"Nothing more likely! Ancram is good-looking and young; and Castalia—isn't."

"But where did she procure that money without her husband's knowledge?"

"Don't know, I'm sure."

"And her extravagance, and running him into debt as she has done—it seems to point to some mental aberration, does it not, Belinda?"

"Oh, fiddle-faddle, my lord! Why this, and how that! How do we know what truth there is in the whole story?"

"Belinda?"

"Oh, bless you, I'm too old a bird to be caught by any chaff the Ancrams can offer me."

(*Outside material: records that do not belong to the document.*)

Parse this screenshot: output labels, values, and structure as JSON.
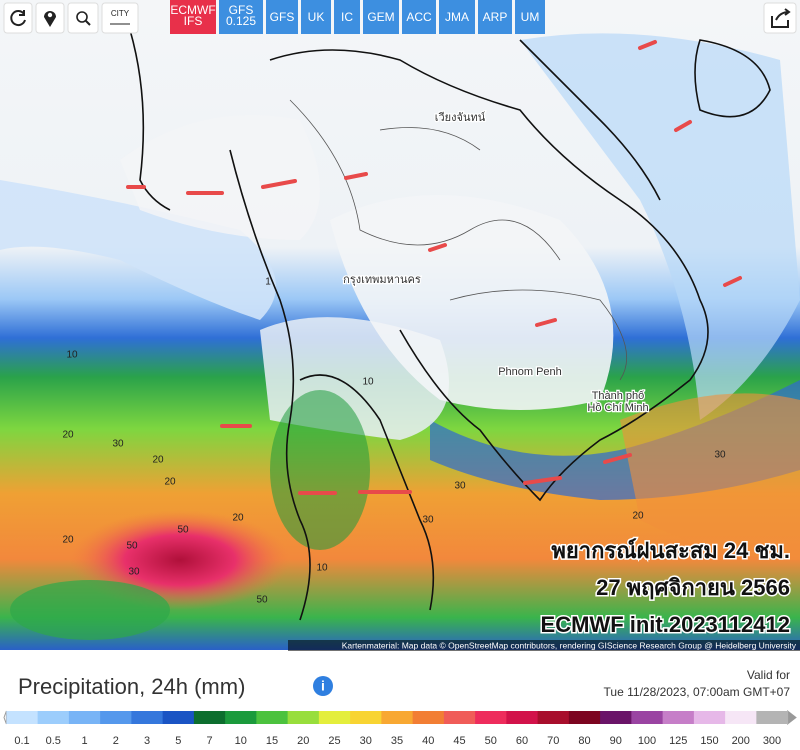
{
  "toolbar": {
    "city_button": "CITY",
    "models": [
      {
        "label": "ECMWF IFS",
        "active": true
      },
      {
        "label": "GFS 0.125",
        "active": false
      },
      {
        "label": "GFS",
        "active": false
      },
      {
        "label": "UK",
        "active": false
      },
      {
        "label": "IC",
        "active": false
      },
      {
        "label": "GEM",
        "active": false
      },
      {
        "label": "ACC",
        "active": false
      },
      {
        "label": "JMA",
        "active": false
      },
      {
        "label": "ARP",
        "active": false
      },
      {
        "label": "UM",
        "active": false
      }
    ]
  },
  "map": {
    "places": [
      "เวียงจันทน์",
      "กรุงเทพมหานคร",
      "Phnom Penh",
      "Thành phố Hồ Chí Minh"
    ],
    "contour_labels": [
      10,
      20,
      30,
      20,
      50,
      50,
      30,
      20,
      50,
      20,
      30,
      10,
      20,
      30,
      1,
      10,
      30,
      20
    ],
    "overlay_lines": [
      "พยากรณ์ฝนสะสม 24 ชม.",
      "27 พฤศจิกายน 2566",
      "ECMWF init.2023112412"
    ],
    "attribution": "Kartenmaterial: Map data © OpenStreetMap contributors, rendering GIScience Research Group @ Heidelberg University"
  },
  "legend": {
    "title": "Precipitation, 24h (mm)",
    "valid_label": "Valid for",
    "valid_time": "Tue 11/28/2023, 07:00am GMT+07",
    "values": [
      0.1,
      0.5,
      1,
      2,
      3,
      5,
      7,
      10,
      15,
      20,
      25,
      30,
      35,
      40,
      45,
      50,
      60,
      70,
      80,
      90,
      100,
      125,
      150,
      200,
      300
    ],
    "colors": [
      "#c4e2ff",
      "#9ccdfc",
      "#78b4f6",
      "#5598ec",
      "#3577dc",
      "#1a54c4",
      "#0d6e2e",
      "#1b9a3c",
      "#4cc23e",
      "#98de3c",
      "#e4ee3c",
      "#f8d432",
      "#f8a832",
      "#f27e34",
      "#f05c58",
      "#ee2c5c",
      "#d2124a",
      "#a80e2c",
      "#7c0420",
      "#6a1468",
      "#9a44a2",
      "#c67ec8",
      "#e6b8e8",
      "#f6e6f6",
      "#b4b4b4"
    ]
  }
}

"But, good heavens, Belinda, it is utterly incredible——"

"Nothing's incredible of an Ancram in the way of lying," returned the great lady of that family with much coolness. "This young jackanapes has got into a scrape down at What-do-ye-call-it. Things have gone wrong in the office—(I'll be bound he don't mind his business a bit)—he and his wife have got into debt between them. He don't like the place; and after bothering your life out for money, he comes off here without 'with your leave' or 'by your leave,' and asks to be sent abroad. That's my notion of the matter. And any way, if I were you, Valentine, I should take no sort of action, nor commit myself in any way, until I'd had Castalia's version of the story."

Lord Seely pressed his hand to his forehead, and writhed on his chair. "I wish to God that I could go to the place and speak with Castalia myself!" he cried. "There are things that cannot be written. But here I am a prisoner. It is a dreadful misfortune."